Even as the Reserve Bank of India (RBI) has put in place an Internal Ombudsman (IO) mechanism for regulated entities to strengthen their internal grievance redress mechanism, the functioning of IO mechanism needs considerable improvement, governor Shaktikanta Das said at the Annual Conference of RBI Ombudsman here today.
“It has been observed that on a number of occasions, IOs tend to endorse the decision of the regulated entities mechanically. In several cases, rejected complaints are not being referred to IO,” Das said.
“The very foundation of an internal dispute resolution system relies on its capacity to provide fair, impartial and judicious adjudication, and the observed trend raises concerns about the robustness of the existing framework. I would urge all of you to ensure the overall integrity and efficacy of the internal grievance redress mechanism,” he added.

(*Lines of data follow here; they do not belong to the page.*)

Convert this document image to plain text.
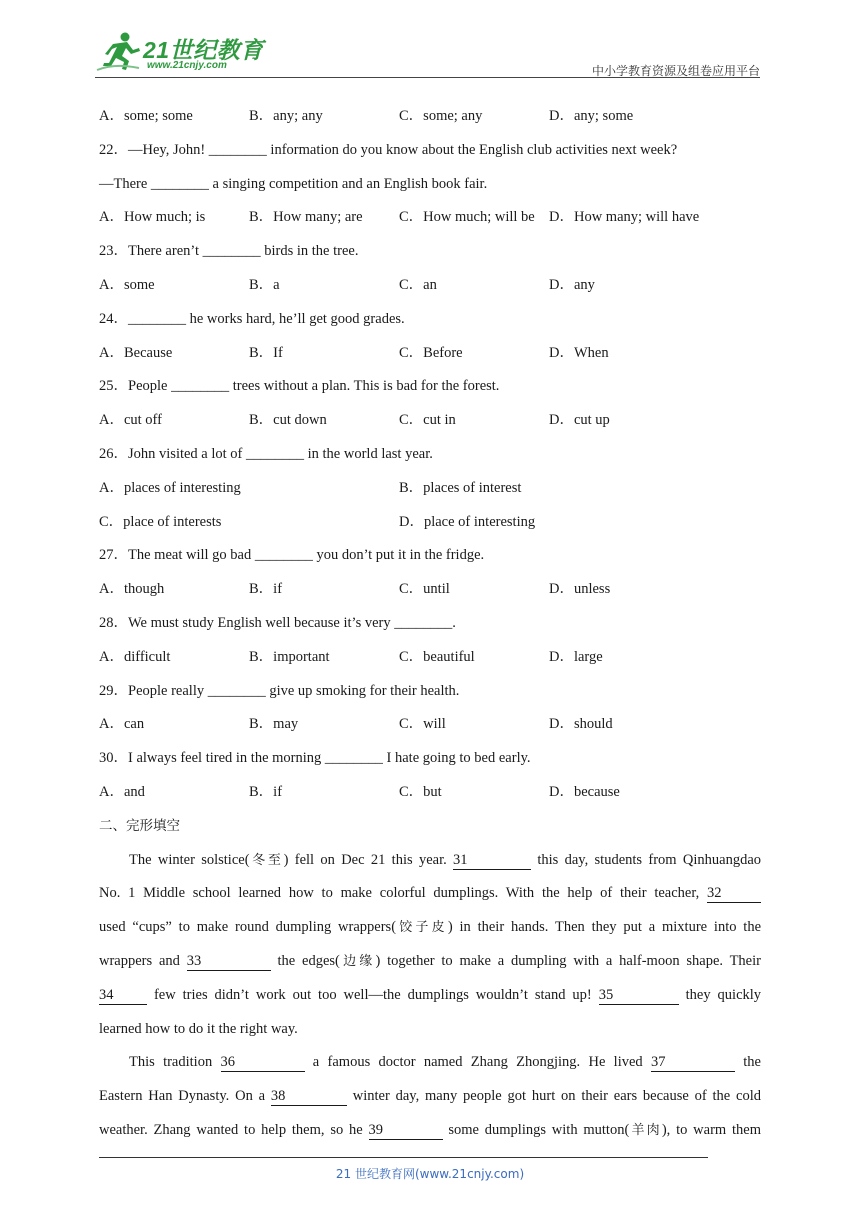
21世纪教育
www.21cnjy.com	中小学教育资源及组卷应用平台
A．some; some	B．any; any	C．some; any	D．any; some
22．—Hey, John! ________ information do you know about the English club activities next week?
—There ________ a singing competition and an English book fair.
A．How much; is	B．How many; are	C．How much; will be D．How many; will have
23．There aren’t ________ birds in the tree.
A．some	B．a	C．an	D．any
24．________ he works hard, he’ll get good grades.
A．Because	B．If	C．Before	D．When
25．People ________ trees without a plan. This is bad for the forest.
A．cut off	B．cut down	C．cut in	D．cut up
26．John visited a lot of ________ in the world last year.
A．places of interesting	B．places of interest
C．place of interests	D．place of interesting
27．The meat will go bad ________ you don’t put it in the fridge.
A．though	B．if	C．until	D．unless
28．We must study English well because it’s very ________.
A．difficult	B．important	C．beautiful	D．large
29．People really ________ give up smoking for their health.
A．can	B．may	C．will	D．should
30．I always feel tired in the morning ________ I hate going to bed early.
A．and	B．if	C．but	D．because
二、完形填空
The winter solstice(冬至) fell on Dec 21 this year. 31	this day, students from Qinhuangdao
No. 1 Middle school learned how to make colorful dumplings. With the help of their teacher, 32
used “cups” to make round dumpling wrappers(饺子皮) in their hands. Then they put a mixture into the
wrappers and 33	the edges(边缘) together to make a dumpling with a half-moon shape. Their
34	few tries didn’t work out too well—the dumplings wouldn’t stand up! 35	they quickly
learned how to do it the right way.
This tradition 36	a famous doctor named Zhang Zhongjing. He lived 37	the
Eastern Han Dynasty. On a 38	winter day, many people got hurt on their ears because of the cold
weather. Zhang wanted to help them, so he 39	some dumplings with mutton(羊肉), to warm them
21 世纪教育网(www.21cnjy.com)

Under the RB-IO scheme, a total of 234,000 grievances were received during the first full year of its operation in FY23, followed by 268,000 grievances in the current financial year so far. The disposal rate in both the years has been about 98%. The average turnaround time for closure across all categories of complaints has come down to 33 days for FY23 from 57 days prior to the introduction of the new scheme.
Das said lenders must comprehend that they are the first touch points in the overall grievance redress framework and that re-directing the aggrieved customers to the alternate grievance machinery of the RBI ombudsman is not desirable. “As I can see from some of the complaints that land at my desk, many of the cases are such that they should have been resolved at the level of the regulated entities,” he said.
With the rise in fraudulent transactions, it also becomes critical for financial institutions to strengthen their monitoring systems and use technology to detect potential frauds before they materialise. Maintaining a focus on root cause analysis of consumer grievances can result in preventing such complaints to come up repeatedly.
Further, with the advent of Artificial Intelligence (AI), cybersecurity challenges can rise manifold. They can expose consumers to identity theft, fraud, and unauthorised access to personal information, which could affect consumer trust. Further, lenders must also engage in creating customer awareness about threats such as phishing, phone scams, deepfakes, among others.